If the singularity of $w_{b}(z_{b})$ at $z_{b,1}$ is an integrable one, then the integral of $w_{b}(z_{b})$ along any open integration contour $D_{b}$ going from a point $z_{b,0}$ internal to $C_{b}$ to the singular point $z_{b,1}$ ,

$\begin{displaymath} \int_{D_{b}}dz_{b}\, w_{b}(z_{b}), \end{displaymath}$

(21)

exists and is a finite complex number.

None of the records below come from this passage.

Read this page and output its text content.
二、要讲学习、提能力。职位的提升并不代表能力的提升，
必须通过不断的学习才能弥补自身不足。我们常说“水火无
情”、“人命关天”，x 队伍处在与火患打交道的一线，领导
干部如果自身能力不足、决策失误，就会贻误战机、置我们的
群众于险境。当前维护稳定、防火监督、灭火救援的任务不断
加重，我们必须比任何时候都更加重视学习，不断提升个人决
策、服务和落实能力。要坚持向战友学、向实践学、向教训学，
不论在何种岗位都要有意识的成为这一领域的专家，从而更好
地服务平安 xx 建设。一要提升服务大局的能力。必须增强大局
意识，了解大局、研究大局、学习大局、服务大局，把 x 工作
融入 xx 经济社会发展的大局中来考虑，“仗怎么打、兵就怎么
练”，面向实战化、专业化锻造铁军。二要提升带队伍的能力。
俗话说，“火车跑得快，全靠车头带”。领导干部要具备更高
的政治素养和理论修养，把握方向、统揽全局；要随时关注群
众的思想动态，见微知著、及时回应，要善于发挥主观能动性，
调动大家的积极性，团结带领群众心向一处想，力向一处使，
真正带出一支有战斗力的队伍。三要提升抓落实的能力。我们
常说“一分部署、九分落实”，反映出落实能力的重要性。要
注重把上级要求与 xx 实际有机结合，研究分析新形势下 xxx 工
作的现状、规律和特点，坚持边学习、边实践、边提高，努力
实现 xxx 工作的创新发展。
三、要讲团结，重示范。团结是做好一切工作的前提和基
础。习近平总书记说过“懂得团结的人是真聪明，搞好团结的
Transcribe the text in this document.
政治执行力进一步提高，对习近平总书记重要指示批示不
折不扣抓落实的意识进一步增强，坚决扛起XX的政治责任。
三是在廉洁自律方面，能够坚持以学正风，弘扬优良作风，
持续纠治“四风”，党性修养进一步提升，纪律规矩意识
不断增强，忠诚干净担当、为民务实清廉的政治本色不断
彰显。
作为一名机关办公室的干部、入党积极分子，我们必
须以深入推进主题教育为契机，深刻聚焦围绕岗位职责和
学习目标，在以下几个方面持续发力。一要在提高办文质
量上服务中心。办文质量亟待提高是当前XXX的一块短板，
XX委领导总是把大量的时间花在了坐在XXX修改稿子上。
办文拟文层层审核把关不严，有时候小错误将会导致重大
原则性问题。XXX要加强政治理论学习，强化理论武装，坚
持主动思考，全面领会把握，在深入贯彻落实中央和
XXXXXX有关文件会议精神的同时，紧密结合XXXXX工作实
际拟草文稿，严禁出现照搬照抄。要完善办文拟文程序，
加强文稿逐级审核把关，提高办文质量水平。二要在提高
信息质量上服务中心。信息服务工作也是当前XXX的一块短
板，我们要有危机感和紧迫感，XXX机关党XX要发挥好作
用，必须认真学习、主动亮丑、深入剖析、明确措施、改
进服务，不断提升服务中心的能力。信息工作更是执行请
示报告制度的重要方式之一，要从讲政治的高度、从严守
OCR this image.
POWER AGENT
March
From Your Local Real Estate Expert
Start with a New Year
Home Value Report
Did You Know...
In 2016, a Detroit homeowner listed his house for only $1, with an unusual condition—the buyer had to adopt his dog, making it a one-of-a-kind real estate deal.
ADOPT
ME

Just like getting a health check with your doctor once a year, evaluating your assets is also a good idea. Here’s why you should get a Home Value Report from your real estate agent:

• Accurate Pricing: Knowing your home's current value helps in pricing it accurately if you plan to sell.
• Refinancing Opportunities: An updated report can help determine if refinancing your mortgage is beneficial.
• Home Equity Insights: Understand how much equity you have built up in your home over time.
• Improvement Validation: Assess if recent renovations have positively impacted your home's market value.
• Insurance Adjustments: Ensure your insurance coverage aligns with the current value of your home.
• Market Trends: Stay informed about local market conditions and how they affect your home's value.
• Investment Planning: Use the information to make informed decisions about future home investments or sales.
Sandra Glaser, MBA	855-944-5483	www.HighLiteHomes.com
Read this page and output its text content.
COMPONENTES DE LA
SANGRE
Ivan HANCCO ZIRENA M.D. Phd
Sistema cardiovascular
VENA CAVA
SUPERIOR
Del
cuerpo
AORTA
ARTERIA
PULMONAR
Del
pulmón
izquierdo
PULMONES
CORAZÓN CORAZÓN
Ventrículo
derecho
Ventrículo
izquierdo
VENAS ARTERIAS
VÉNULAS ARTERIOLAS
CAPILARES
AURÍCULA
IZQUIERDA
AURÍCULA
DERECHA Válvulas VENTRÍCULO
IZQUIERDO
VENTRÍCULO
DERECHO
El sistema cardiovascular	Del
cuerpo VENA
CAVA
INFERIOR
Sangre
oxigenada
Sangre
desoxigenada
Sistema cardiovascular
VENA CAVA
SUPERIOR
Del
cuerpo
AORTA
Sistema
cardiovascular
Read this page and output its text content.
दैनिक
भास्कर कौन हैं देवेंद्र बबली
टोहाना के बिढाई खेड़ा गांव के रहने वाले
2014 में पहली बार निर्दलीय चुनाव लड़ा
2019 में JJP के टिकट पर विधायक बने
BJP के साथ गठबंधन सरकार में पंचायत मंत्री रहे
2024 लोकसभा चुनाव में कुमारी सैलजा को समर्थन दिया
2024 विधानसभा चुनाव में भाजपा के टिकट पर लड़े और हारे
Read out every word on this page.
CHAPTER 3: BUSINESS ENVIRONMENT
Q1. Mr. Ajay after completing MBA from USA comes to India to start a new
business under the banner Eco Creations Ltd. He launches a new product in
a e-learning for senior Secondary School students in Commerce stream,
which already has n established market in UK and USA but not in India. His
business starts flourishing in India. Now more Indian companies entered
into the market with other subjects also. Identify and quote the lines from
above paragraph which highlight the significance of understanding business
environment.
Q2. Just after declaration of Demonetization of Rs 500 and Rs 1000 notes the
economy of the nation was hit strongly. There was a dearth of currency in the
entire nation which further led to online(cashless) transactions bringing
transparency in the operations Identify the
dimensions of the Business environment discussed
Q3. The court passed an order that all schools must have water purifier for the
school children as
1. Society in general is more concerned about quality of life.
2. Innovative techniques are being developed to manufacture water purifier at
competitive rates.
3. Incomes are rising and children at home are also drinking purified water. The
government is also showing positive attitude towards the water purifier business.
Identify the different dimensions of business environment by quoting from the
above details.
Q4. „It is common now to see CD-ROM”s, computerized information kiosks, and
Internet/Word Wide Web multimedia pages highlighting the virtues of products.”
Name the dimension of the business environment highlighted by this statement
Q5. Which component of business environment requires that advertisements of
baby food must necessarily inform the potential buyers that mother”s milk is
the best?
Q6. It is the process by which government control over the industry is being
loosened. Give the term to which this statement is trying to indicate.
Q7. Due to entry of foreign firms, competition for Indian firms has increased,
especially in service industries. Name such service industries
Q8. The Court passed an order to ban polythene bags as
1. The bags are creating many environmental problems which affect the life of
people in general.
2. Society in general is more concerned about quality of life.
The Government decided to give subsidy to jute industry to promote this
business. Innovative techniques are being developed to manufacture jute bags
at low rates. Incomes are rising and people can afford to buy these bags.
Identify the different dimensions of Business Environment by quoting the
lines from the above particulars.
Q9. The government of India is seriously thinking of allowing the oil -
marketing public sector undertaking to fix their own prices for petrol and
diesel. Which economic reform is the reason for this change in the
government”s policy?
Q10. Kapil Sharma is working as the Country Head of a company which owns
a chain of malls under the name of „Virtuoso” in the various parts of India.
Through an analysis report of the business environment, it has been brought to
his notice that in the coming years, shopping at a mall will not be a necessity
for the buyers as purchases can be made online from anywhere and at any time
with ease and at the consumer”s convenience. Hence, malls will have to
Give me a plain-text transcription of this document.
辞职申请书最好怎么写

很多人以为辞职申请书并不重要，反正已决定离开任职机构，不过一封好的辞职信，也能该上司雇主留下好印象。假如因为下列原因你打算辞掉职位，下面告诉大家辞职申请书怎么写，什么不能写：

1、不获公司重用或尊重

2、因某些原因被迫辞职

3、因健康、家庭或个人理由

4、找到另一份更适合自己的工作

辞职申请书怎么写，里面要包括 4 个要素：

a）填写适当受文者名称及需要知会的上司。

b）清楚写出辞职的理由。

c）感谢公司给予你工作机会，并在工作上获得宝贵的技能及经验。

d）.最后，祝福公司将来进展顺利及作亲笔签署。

We consider now the corresponding integral of $w_{a}(z_{a})$ along an arbitrary open integration contour $D_{a}$ going from an internal point $z_{a,0}$ within the open unit disk to the singular point $z_{a,1}$ on the unit circle, and make a transformation of the integration variable from $z_{a}$ to $z_{b}$ ,

$\displaystyle \int_{D_{a}}dz_{a}\, w_{a}(z_{a})$	$\textstyle =$	$\displaystyle \int_{D_{b}}dz_{b}\, \left( \frac{dz_{a}}{dz_{b}} \right) w_{b}(z_{b})$
	$\textstyle =$	$\displaystyle \int_{D_{b}}dz_{b}\, \left[ \frac{d\gamma^{(-1)}(z_{b})}{dz_{b}} \right] w_{b}(z_{b}),$	(22)

where we used the relations shown in Equations (14) and (16), where $D_{b}$ is an open integration contour going from an internal point $z_{b,0}$ to the singular point $z_{b,1}$ , and where $D_{b}$ , $z_{b,0}$ and $z_{b,1}$ correspond respectively to $D_{a}$ , $z_{a,0}$ and $z_{a,1}$ , through the conformal transformation. Since the conformal transformation is an analytic function, the derivative within brackets is also an analytic function within and on $D_{b}$ , and therefore is a limited function there. Since $w_{b}(z_{b})$ by hypothesis is an integrable function around the singular point $z_{b,1}$ , and since the product of a limited function and an integrable function is also an integrable function, the integrand of this last integral is an integrable function, and therefore this last integral exists and is a finite complex number. We thus conclude that

$\begin{displaymath} \int_{D_{a}}dz_{a}\, w_{a}(z_{a}) \end{displaymath}$

(23)

exists and is a finite complex number. Therefore, $w_{a}(z_{a})$ is an integrable function around the singular point $z_{a,1}$ , and therefore that singularity is also an integrable one. This establishes Lemma 4.

We must now consider the question of what is the set of curves $C_{b}$ for which the structure described above can be set up. Given the curve $C_{b}$ , the only additional objects we need in order to do this is the conformal mapping $\gamma(z_{a})$ and its inverse $\gamma^{(-1)}(z_{b})$ , between that curve and the unit circle $C_{a}$ , as well as between the respective interiors. The existence of these transformation functions can be ensured as a consequence of the Riemann mapping theorem, and of the associated results relating to conformal mappings between regions of the complex plane [#!RMPQiu!#]. According to that theorem, a conformal transformation such as the one we just described exists between any bounded simply connected open set of the plane and the open unit disk, and can be extended to the respective boundaries so long as the curve $C_{b}$ is differentiable. There are therefore no additional limitations on the differentiable simple closed curves $C_{b}$ that may be considered here.